Они стояли уже почти у порога.
— Обманываю тебя, Хелечо? Как странно, что приходится обманывать именно тебя… Слышишь? — Клаудиа прислушалась и прислонилась к выщербленной осколками и пулями стене: в районе Госпиталя раздавались сдавленные крики и хрипы вперемешку с одиночными выстрелами. Это было самое страшное — штыковая атака на… раненых. — Я не мог оставить тебя там. Наша позиция там безнадежна, и всякое сопротивление было уже бессмысленно. Теперь у нас остается только несколько кварталов вокруг собора дель Пилар. Выходить тебе из дома больше незачем. Постараюсь прийти, как только смогу. Иди же, — и, на миг прильнув к ее лицу, дон Гарсия стремительно скрылся за углом.
Клаудиа поняла, что, скорее всего, больше никогда не увидит его.

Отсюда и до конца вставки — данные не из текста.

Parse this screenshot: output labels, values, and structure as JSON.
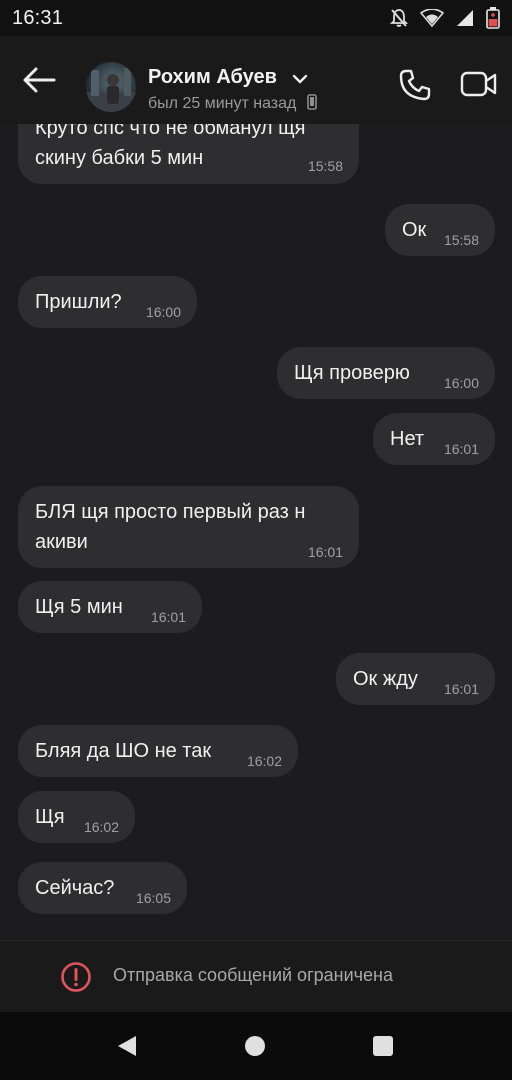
{
  "status_bar": {
    "time": "16:31"
  },
  "header": {
    "contact_name": "Рохим Абуев",
    "last_seen": "был 25 минут назад"
  },
  "messages": [
    {
      "side": "in",
      "text": "Круто спс что не обманул щя\nскину бабки 5 мин",
      "time": "15:58"
    },
    {
      "side": "out",
      "text": "Ок",
      "time": "15:58"
    },
    {
      "side": "in",
      "text": "Пришли?",
      "time": "16:00"
    },
    {
      "side": "out",
      "text": "Щя проверю",
      "time": "16:00"
    },
    {
      "side": "out",
      "text": "Нет",
      "time": "16:01"
    },
    {
      "side": "in",
      "text": "БЛЯ щя просто первый раз н\nакиви",
      "time": "16:01"
    },
    {
      "side": "in",
      "text": "Щя 5 мин",
      "time": "16:01"
    },
    {
      "side": "out",
      "text": "Ок жду",
      "time": "16:01"
    },
    {
      "side": "in",
      "text": "Бляя да ШО не так",
      "time": "16:02"
    },
    {
      "side": "in",
      "text": "Щя",
      "time": "16:02"
    },
    {
      "side": "in",
      "text": "Сейчас?",
      "time": "16:05"
    }
  ],
  "restriction_notice": {
    "text": "Отправка сообщений ограничена",
    "icon": "warning-circle-icon",
    "color": "#e0555a"
  },
  "colors": {
    "background": "#1c1c1e",
    "bubble": "#2e2e30",
    "text": "#f0f0f0",
    "timestamp": "#a0a0a3"
  }
}
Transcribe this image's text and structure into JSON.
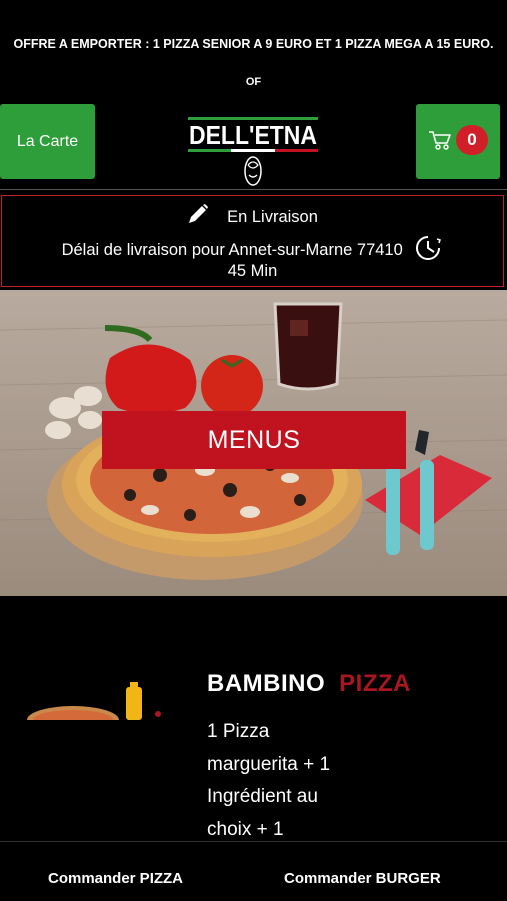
{
  "promo": {
    "line1": "OFFRE A EMPORTER : 1 PIZZA SENIOR A 9 EURO ET 1 PIZZA MEGA A 15 EURO.",
    "line2": "OF"
  },
  "header": {
    "carte_label": "La Carte",
    "logo_text": "DELL'ETNA",
    "cart_count": "0"
  },
  "delivery": {
    "mode": "En Livraison",
    "delay": "Délai de livraison pour Annet-sur-Marne 77410",
    "time": "45 Min"
  },
  "hero": {
    "button_label": "MENUS"
  },
  "product": {
    "name": "BAMBINO",
    "category": "PIZZA",
    "desc_lines": [
      "1 Pizza",
      "marguerita  + 1",
      "Ingrédient au",
      "choix  + 1"
    ]
  },
  "bottom_nav": {
    "pizza_label": "Commander PIZZA",
    "burger_label": "Commander BURGER"
  },
  "colors": {
    "green": "#2e9e3a",
    "red": "#c0131f",
    "dark_red": "#a81721"
  }
}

И огонь жизни, поддерживаемый чувством своей необходимости раненым и надеждой на ежедневную встречу с Гарсией, вдруг потух в ней. Она часами сидела теперь на полу в углу, глядя в одну точку и прислушиваясь к то приближающейся, то к ненадолго удаляющейся стрельбе. В другом конце полутемной комнаты неровно и часто дышал Игнасио, да порой раздавались подавляемые рыдания отца. Сознанием Клаудиа понимала, что самым верным в ее положении было бы встать, выйти на улицу, найти мужа и погибнуть вместе с ним, но тело, парализованное голодом и нервным напряжением, уже отказывалось ей подчиняться. И она продолжала сидеть, закутанная в рваные одеяла. Она не пыталась поить брата отварами из трав и не тратила более сил на то, чтобы растопить очаг.
Теперь все делал дон Рамирес, которым двигала любовь к обретенным детям, любовь, поддерживавшая его все долгие годы скитаний и неизвестности. Теперь она заставляла его двигаться, разжигать огонь, греть воду и долгие часы бродить по изменившемуся до неузнаваемости кварталу в поисках пищи. Он уходил как можно раньше, в те предутренние часы, когда французы атаковали реже всего, и переворачивал каждый камень в разрушенных домах, надеясь обнаружить остатки пролитой или просыпанной в момент неожиданной бомбардировки еды. Иногда ему это удавалось, и он приносил домой то сморщенные маслины, то горсть крошек, то сушеные сливы.